It is essential for healthcare personnel and patients to monitor blood pressure and heart rate regularly. Routine laboratory monitoring is not necessary for patients who are taking felodipine. Patients should undergo regular assessment for adverse effects such as peripheral edema, flushing, headache, or dizziness, and the provider should titrate the dose accordingly.[11]
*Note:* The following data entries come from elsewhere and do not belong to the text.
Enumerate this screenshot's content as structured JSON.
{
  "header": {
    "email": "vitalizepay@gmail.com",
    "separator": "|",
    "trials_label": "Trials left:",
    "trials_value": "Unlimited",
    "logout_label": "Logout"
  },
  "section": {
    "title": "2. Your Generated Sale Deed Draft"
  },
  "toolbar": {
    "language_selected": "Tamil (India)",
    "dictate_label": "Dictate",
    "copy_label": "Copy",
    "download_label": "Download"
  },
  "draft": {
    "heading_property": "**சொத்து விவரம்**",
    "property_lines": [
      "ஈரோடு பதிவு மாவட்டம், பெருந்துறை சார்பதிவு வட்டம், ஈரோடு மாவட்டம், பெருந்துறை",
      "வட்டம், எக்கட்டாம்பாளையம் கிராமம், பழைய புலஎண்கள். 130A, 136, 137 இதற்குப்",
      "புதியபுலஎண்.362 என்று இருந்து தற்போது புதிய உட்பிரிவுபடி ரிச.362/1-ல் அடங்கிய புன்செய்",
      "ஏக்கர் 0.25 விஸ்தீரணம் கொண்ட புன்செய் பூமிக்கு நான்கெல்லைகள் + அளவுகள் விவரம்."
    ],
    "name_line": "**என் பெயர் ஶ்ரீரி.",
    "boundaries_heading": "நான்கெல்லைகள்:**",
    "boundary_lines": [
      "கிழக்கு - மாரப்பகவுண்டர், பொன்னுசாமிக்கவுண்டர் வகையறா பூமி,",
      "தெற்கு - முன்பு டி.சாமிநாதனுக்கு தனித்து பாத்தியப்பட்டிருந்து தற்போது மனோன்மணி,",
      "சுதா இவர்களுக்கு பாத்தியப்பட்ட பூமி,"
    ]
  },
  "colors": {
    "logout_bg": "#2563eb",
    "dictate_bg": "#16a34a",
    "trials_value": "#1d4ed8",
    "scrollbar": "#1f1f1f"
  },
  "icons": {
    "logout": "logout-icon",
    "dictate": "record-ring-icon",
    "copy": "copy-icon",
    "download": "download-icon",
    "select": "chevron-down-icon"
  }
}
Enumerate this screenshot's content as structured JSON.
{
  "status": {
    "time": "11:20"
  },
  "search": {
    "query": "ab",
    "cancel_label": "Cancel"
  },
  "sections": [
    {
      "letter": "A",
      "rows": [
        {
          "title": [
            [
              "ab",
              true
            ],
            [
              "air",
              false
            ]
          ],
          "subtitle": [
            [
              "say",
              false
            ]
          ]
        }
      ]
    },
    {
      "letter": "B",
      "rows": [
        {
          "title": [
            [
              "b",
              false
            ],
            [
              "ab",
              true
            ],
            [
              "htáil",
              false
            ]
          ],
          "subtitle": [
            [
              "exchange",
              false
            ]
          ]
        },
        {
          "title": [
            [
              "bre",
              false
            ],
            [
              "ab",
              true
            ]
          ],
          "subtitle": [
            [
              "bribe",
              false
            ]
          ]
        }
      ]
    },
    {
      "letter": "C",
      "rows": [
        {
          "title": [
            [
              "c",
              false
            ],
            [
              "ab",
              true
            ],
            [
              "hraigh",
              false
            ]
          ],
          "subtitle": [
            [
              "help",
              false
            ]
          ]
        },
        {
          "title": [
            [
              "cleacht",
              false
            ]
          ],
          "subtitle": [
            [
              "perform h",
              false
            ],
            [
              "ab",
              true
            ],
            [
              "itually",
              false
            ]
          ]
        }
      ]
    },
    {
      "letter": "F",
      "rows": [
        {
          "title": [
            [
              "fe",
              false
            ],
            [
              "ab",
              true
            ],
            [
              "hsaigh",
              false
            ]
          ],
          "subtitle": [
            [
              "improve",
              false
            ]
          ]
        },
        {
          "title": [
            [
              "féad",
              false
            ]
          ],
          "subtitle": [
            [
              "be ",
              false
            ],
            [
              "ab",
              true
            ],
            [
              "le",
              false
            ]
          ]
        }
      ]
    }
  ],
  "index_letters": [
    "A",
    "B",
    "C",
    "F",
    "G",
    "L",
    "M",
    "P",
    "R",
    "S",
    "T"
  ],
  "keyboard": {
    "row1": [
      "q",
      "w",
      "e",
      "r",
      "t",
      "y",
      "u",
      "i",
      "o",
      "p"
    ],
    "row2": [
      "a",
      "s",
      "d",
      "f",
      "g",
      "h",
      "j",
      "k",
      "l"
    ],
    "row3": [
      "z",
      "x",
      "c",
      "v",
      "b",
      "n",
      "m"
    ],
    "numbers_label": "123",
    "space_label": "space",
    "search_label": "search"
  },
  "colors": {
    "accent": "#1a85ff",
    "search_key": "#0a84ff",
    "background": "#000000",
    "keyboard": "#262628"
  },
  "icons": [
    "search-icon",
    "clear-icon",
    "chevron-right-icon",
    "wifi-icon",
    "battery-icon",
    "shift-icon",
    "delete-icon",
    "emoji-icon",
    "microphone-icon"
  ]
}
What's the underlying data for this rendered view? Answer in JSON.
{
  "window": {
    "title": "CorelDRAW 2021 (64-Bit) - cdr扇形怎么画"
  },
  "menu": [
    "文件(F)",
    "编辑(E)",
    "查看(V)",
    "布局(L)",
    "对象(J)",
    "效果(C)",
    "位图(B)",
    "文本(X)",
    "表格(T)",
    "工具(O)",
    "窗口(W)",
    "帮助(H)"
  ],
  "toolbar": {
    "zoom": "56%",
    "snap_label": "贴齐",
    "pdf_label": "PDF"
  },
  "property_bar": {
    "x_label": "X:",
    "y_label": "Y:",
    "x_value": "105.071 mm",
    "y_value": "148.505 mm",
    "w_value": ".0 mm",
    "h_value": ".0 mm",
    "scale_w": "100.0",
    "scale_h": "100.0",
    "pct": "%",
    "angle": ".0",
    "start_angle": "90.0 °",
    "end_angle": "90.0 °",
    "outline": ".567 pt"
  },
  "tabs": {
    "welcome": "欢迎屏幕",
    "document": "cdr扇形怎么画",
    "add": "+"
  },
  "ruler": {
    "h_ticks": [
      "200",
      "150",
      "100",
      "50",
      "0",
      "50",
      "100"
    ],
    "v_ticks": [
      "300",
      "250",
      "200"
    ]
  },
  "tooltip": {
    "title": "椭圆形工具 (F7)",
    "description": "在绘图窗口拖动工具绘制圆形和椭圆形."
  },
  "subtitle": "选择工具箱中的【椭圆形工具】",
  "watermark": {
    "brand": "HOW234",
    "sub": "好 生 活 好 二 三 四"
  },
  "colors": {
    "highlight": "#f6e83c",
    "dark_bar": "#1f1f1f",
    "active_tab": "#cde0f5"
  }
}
A mild to moderate overdose of felodipine can result in hypotension secondary to peripheral vasodilation and reflex tachycardia. However, a severe overdose of felodipine can cause life-threatening profound hypotension and bradycardia. The risk of overdose increases in elderly individuals, patients with liver impairment, and concomitant administration of felodipine with beta-blockers. Overdose symptoms can include lightheadedness, syncope, altered mental status, and shock secondary to profound hypotension. The release of insulin from the pancreas depends on the influx of calcium through the L-type channels. Felodipine blocks these calcium channels and results in hyperglycemia because of decreased insulin release.[12] 

The first step in the management of felodipine overdose is to maintain a patent airway. Patients who have consumed an excess of felodipine ER tablets but have not yet developed any symptoms should be started on gastrointestinal decontamination with whole bowel irrigation if they present within 6 to 8 hours of drug ingestion. Patients with hypotension should undergo resuscitation with intravenous fluids. However, caution is necessary for individuals with congestive heart failure and pulmonary edema. Vasopressor therapy with dopamine or norepinephrine is an as-need option for hypotension. Intravenous calcium gluconate or calcium chloride (given via central line) are also options in treating felodipine overdose.

In patients with severe overdose, atropine should be administered intravenously for bradycardia. The vital signs, serum electrolytes, especially potassium, blood glucose, urine output, and ECG, should be monitored regularly. Hyperinsulinemia-euglycemia (HIE) therapy is also an established modality of treatment for calcium channel blocker overdose.[13] This therapy helps mobilize glucose from the peripheral tissue to serve as an alternative energy source for the myocardium.

Enhancing Healthcare Team Outcomes

Felodipine ER with once-daily administration is convenient to use anti-hypertensive medication. Healthcare personnel should be aware of the indications and adverse effects of felodipine. The clinicians need to obtain an appropriate medication history to look for drug interactions since felodipine is metabolized by CYP 3A4.  The healthcare personnel, including pharmacists, should educate the patients regarding medication adherence and regular blood pressure monitoring. If patients develop symptomatic hypotension,  discontinue the medicine immediately, and the patient should present to the emergency department.

Clinicians (MDs, DOs, NPs, PAs) will decide the dose of felodipine when appropriate. The pharmacist should verify all dosing is suitable for the clinical scenario and report back any discrepancies. The pharmacy should also perform medication reconciliation since, as discussed, felodipine can have significant drug-drug interactions. Nursing will be in charge of administration for inpatients, see the patient on subsequent outpatient visits, and monitor for adverse reactions and medication compliance and therapy effectiveness, reporting back to the healthcare team any adverse findings.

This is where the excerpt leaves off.